The German government is to ban paintball in response to the school shooting in which 16 people were killed in March.
Experts from Chancellor Angela Merkel's conservatives and her Social Democrat (SPD) coalition partners have agreed to outlaw all games in which players shoot at each other with pellets.
The governing parties say paintball trivialises violence and risks lowering the threshold for committing violent acts.
Infringements to the new rules, which the cabinet hopes to pass before a general election in September, could incur fines of up to 5,000 euros (£4,400).
A 17-year-old shot dead 15 people in the southwestern town of Winnenden, before killing himself in March, stunning many Germans and leading politicians to call for tighter gun rules.
The teenager shot many of his victims in the head with his father's legally registered pistol. His father, a member of a shooting club, had 15 guns at home – fourteen were locked in a gun closet as required by law but the pistol was in the bedroom.
Germany toughened its gun laws in 2002 after Robert Steinhauser, 19, shot dead 16 people before turning the gun on himself at a high school in the eastern German city of Erfurt.
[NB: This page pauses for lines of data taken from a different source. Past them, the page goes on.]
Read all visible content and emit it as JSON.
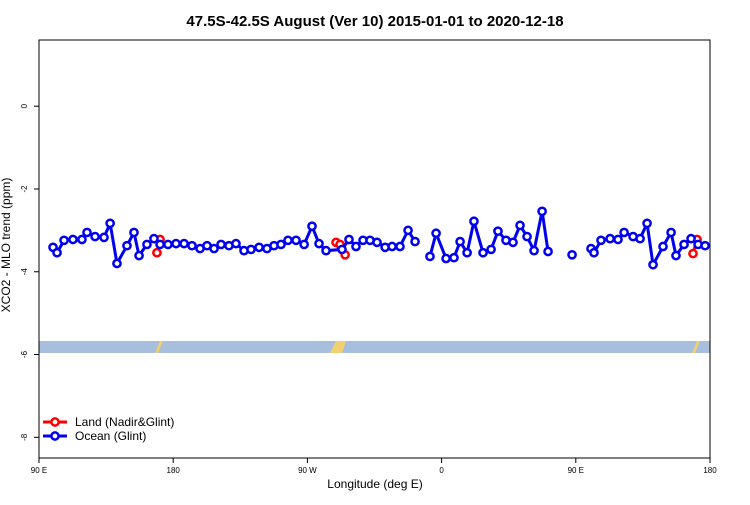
{
  "chart_data": {
    "type": "line",
    "title": "47.5S-42.5S August (Ver 10)   2015-01-01 to 2020-12-18",
    "x_label": "Longitude (deg E)",
    "y_label": "XCO2 - MLO trend (ppm)",
    "xlim": [
      90,
      540
    ],
    "ylim": [
      -8.5,
      1.6
    ],
    "xticks": [
      {
        "value": 90,
        "label": "90 E"
      },
      180,
      {
        "value": 270,
        "label": "90 W"
      },
      {
        "value": 360,
        "label": "0"
      },
      {
        "value": 450,
        "label": "90 E"
      },
      {
        "value": 540,
        "label": "180"
      }
    ],
    "yticks": [
      0,
      -2,
      -4,
      -6,
      -8
    ],
    "legend": "bottom-left",
    "series": [
      {
        "name": "Ocean (Glint)",
        "color": "#0000ee",
        "x": [
          99.4,
          102.1,
          106.8,
          112.8,
          118.8,
          122.2,
          127.6,
          133.6,
          137.7,
          142.3,
          149.0,
          153.7,
          157.1,
          162.4,
          167.1,
          171.2,
          176.5,
          181.9,
          187.3,
          192.6,
          198.0,
          202.7,
          207.4,
          212.1,
          217.4,
          222.1,
          227.5,
          232.2,
          237.6,
          242.9,
          247.6,
          252.3,
          257.0,
          262.4,
          267.8,
          273.1,
          277.8,
          282.5,
          293.2,
          297.9,
          302.6,
          307.3,
          312.0,
          316.7,
          322.1,
          326.8,
          332.1,
          337.5,
          342.2,
          347.2,
          352.2,
          356.3,
          363.0,
          368.3,
          372.4,
          377.1,
          381.7,
          387.8,
          393.2,
          397.8,
          403.2,
          407.9,
          412.6,
          417.3,
          422.0,
          427.4,
          431.4,
          439.5,
          447.5,
          453.9,
          460.2,
          462.2,
          466.9,
          473.0,
          478.3,
          482.4,
          488.4,
          493.1,
          497.8,
          501.8,
          508.5,
          513.9,
          517.2,
          522.6,
          527.3,
          532.0,
          536.7
        ],
        "values": [
          -3.41,
          -3.54,
          -3.24,
          -3.22,
          -3.22,
          -3.05,
          -3.15,
          -3.17,
          -2.83,
          -3.8,
          -3.37,
          -3.05,
          -3.61,
          -3.34,
          -3.2,
          -3.34,
          -3.34,
          -3.32,
          -3.32,
          -3.37,
          -3.44,
          -3.37,
          -3.44,
          -3.34,
          -3.37,
          -3.32,
          -3.49,
          -3.46,
          -3.41,
          -3.44,
          -3.37,
          -3.34,
          -3.24,
          -3.24,
          -3.34,
          -2.9,
          -3.32,
          -3.49,
          -3.46,
          -3.22,
          -3.39,
          -3.24,
          -3.24,
          -3.29,
          -3.41,
          -3.39,
          -3.39,
          -3.0,
          -3.27,
          null,
          -3.63,
          -3.07,
          -3.68,
          -3.66,
          -3.27,
          -3.54,
          -2.78,
          -3.54,
          -3.46,
          -3.02,
          -3.24,
          -3.29,
          -2.88,
          -3.15,
          -3.49,
          -2.54,
          -3.51,
          null,
          -3.59,
          null,
          -3.44,
          -3.54,
          -3.24,
          -3.2,
          -3.22,
          -3.05,
          -3.15,
          -3.2,
          -2.83,
          -3.83,
          -3.39,
          -3.05,
          -3.61,
          -3.34,
          -3.2,
          -3.34,
          -3.37
        ]
      },
      {
        "name": "Land (Nadir&Glint)",
        "color": "#ff0000",
        "x": [
          169.1,
          171.2,
          230.0,
          289.2,
          291.9,
          295.3,
          412.0,
          528.6,
          531.3
        ],
        "values": [
          -3.54,
          -3.22,
          null,
          -3.29,
          -3.34,
          -3.59,
          null,
          -3.56,
          -3.22
        ]
      }
    ]
  }
}
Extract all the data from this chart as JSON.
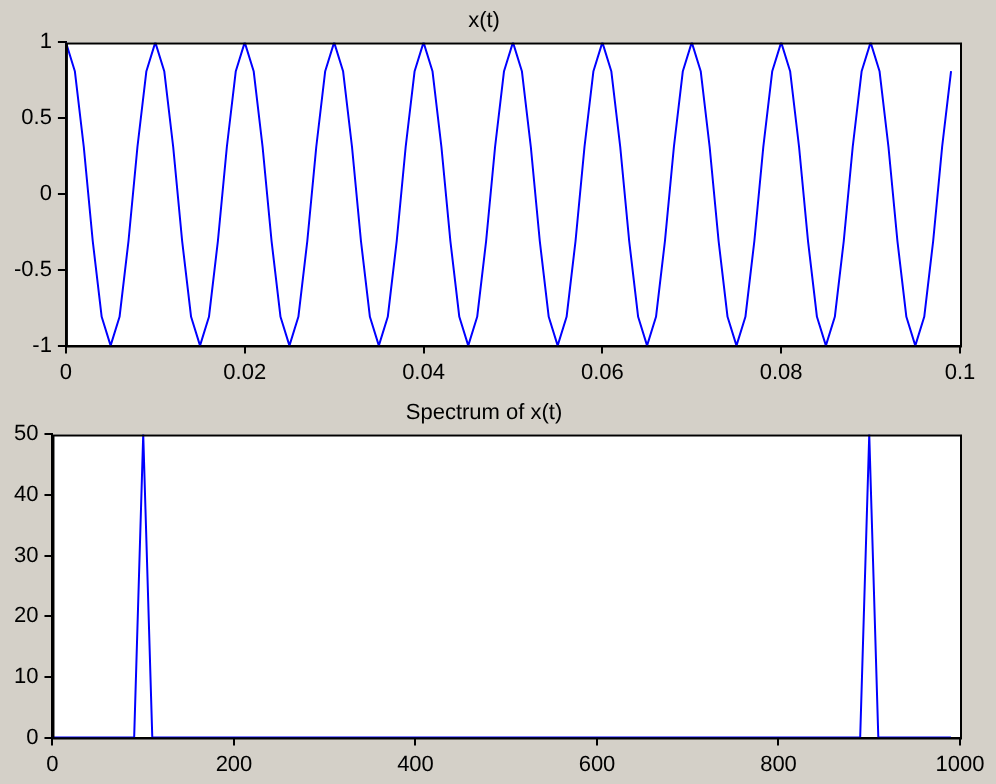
{
  "chart_data": [
    {
      "type": "line",
      "title": "x(t)",
      "xlim": [
        0,
        0.1
      ],
      "xticks": [
        0,
        0.02,
        0.04,
        0.06,
        0.08,
        0.1
      ],
      "ylim": [
        -1,
        1
      ],
      "yticks": [
        -1,
        -0.5,
        0,
        0.5,
        1
      ],
      "grid": false,
      "legend": false,
      "marker": "none",
      "line_style": "solid",
      "series": [
        {
          "color": "#0000ff",
          "x": [
            0,
            0.001,
            0.002,
            0.003,
            0.004,
            0.005,
            0.006,
            0.007,
            0.008,
            0.009,
            0.01,
            0.011,
            0.012,
            0.013,
            0.014,
            0.015,
            0.016,
            0.017,
            0.018,
            0.019,
            0.02,
            0.021,
            0.022,
            0.023,
            0.024,
            0.025,
            0.026,
            0.027,
            0.028,
            0.029,
            0.03,
            0.031,
            0.032,
            0.033,
            0.034,
            0.035,
            0.036,
            0.037,
            0.038,
            0.039,
            0.04,
            0.041,
            0.042,
            0.043,
            0.044,
            0.045,
            0.046,
            0.047,
            0.048,
            0.049,
            0.05,
            0.051,
            0.052,
            0.053,
            0.054,
            0.055,
            0.056,
            0.057,
            0.058,
            0.059,
            0.06,
            0.061,
            0.062,
            0.063,
            0.064,
            0.065,
            0.066,
            0.067,
            0.068,
            0.069,
            0.07,
            0.071,
            0.072,
            0.073,
            0.074,
            0.075,
            0.076,
            0.077,
            0.078,
            0.079,
            0.08,
            0.081,
            0.082,
            0.083,
            0.084,
            0.085,
            0.086,
            0.087,
            0.088,
            0.089,
            0.09,
            0.091,
            0.092,
            0.093,
            0.094,
            0.095,
            0.096,
            0.097,
            0.098,
            0.099
          ],
          "values": [
            1,
            0.81,
            0.31,
            -0.31,
            -0.81,
            -1,
            -0.81,
            -0.31,
            0.31,
            0.81,
            1,
            0.81,
            0.31,
            -0.31,
            -0.81,
            -1,
            -0.81,
            -0.31,
            0.31,
            0.81,
            1,
            0.81,
            0.31,
            -0.31,
            -0.81,
            -1,
            -0.81,
            -0.31,
            0.31,
            0.81,
            1,
            0.81,
            0.31,
            -0.31,
            -0.81,
            -1,
            -0.81,
            -0.31,
            0.31,
            0.81,
            1,
            0.81,
            0.31,
            -0.31,
            -0.81,
            -1,
            -0.81,
            -0.31,
            0.31,
            0.81,
            1,
            0.81,
            0.31,
            -0.31,
            -0.81,
            -1,
            -0.81,
            -0.31,
            0.31,
            0.81,
            1,
            0.81,
            0.31,
            -0.31,
            -0.81,
            -1,
            -0.81,
            -0.31,
            0.31,
            0.81,
            1,
            0.81,
            0.31,
            -0.31,
            -0.81,
            -1,
            -0.81,
            -0.31,
            0.31,
            0.81,
            1,
            0.81,
            0.31,
            -0.31,
            -0.81,
            -1,
            -0.81,
            -0.31,
            0.31,
            0.81,
            1,
            0.81,
            0.31,
            -0.31,
            -0.81,
            -1,
            -0.81,
            -0.31,
            0.31,
            0.81
          ]
        }
      ]
    },
    {
      "type": "line",
      "title": "Spectrum of x(t)",
      "xlim": [
        0,
        1000
      ],
      "xticks": [
        0,
        200,
        400,
        600,
        800,
        1000
      ],
      "ylim": [
        0,
        50
      ],
      "yticks": [
        0,
        10,
        20,
        30,
        40,
        50
      ],
      "grid": false,
      "legend": false,
      "marker": "none",
      "line_style": "solid",
      "series": [
        {
          "color": "#0000ff",
          "x": [
            0,
            10,
            20,
            30,
            40,
            50,
            60,
            70,
            80,
            90,
            100,
            110,
            120,
            130,
            140,
            150,
            160,
            170,
            180,
            190,
            200,
            210,
            220,
            230,
            240,
            250,
            260,
            270,
            280,
            290,
            300,
            310,
            320,
            330,
            340,
            350,
            360,
            370,
            380,
            390,
            400,
            410,
            420,
            430,
            440,
            450,
            460,
            470,
            480,
            490,
            500,
            510,
            520,
            530,
            540,
            550,
            560,
            570,
            580,
            590,
            600,
            610,
            620,
            630,
            640,
            650,
            660,
            670,
            680,
            690,
            700,
            710,
            720,
            730,
            740,
            750,
            760,
            770,
            780,
            790,
            800,
            810,
            820,
            830,
            840,
            850,
            860,
            870,
            880,
            890,
            900,
            910,
            920,
            930,
            940,
            950,
            960,
            970,
            980,
            990
          ],
          "values": [
            0,
            0,
            0,
            0,
            0,
            0,
            0,
            0,
            0,
            0,
            50,
            0,
            0,
            0,
            0,
            0,
            0,
            0,
            0,
            0,
            0,
            0,
            0,
            0,
            0,
            0,
            0,
            0,
            0,
            0,
            0,
            0,
            0,
            0,
            0,
            0,
            0,
            0,
            0,
            0,
            0,
            0,
            0,
            0,
            0,
            0,
            0,
            0,
            0,
            0,
            0,
            0,
            0,
            0,
            0,
            0,
            0,
            0,
            0,
            0,
            0,
            0,
            0,
            0,
            0,
            0,
            0,
            0,
            0,
            0,
            0,
            0,
            0,
            0,
            0,
            0,
            0,
            0,
            0,
            0,
            0,
            0,
            0,
            0,
            0,
            0,
            0,
            0,
            0,
            0,
            50,
            0,
            0,
            0,
            0,
            0,
            0,
            0,
            0,
            0
          ]
        }
      ]
    }
  ]
}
The changes raised the minimum age for gun ownership to 21 from 18 and required gun buyers under 25 to present a certificate of medical and psychological health. Gun laws already required applicants to pass rigorous exams that can take up to a year.
The new rules would also grant authorities more rights in conducting checks with people owning guns, the sources said.
Sources in the SPD said the parties were also moving towards on agreement on the creation of a nationwide weapons register and were considering setting up biometric security locks for weapons' stores.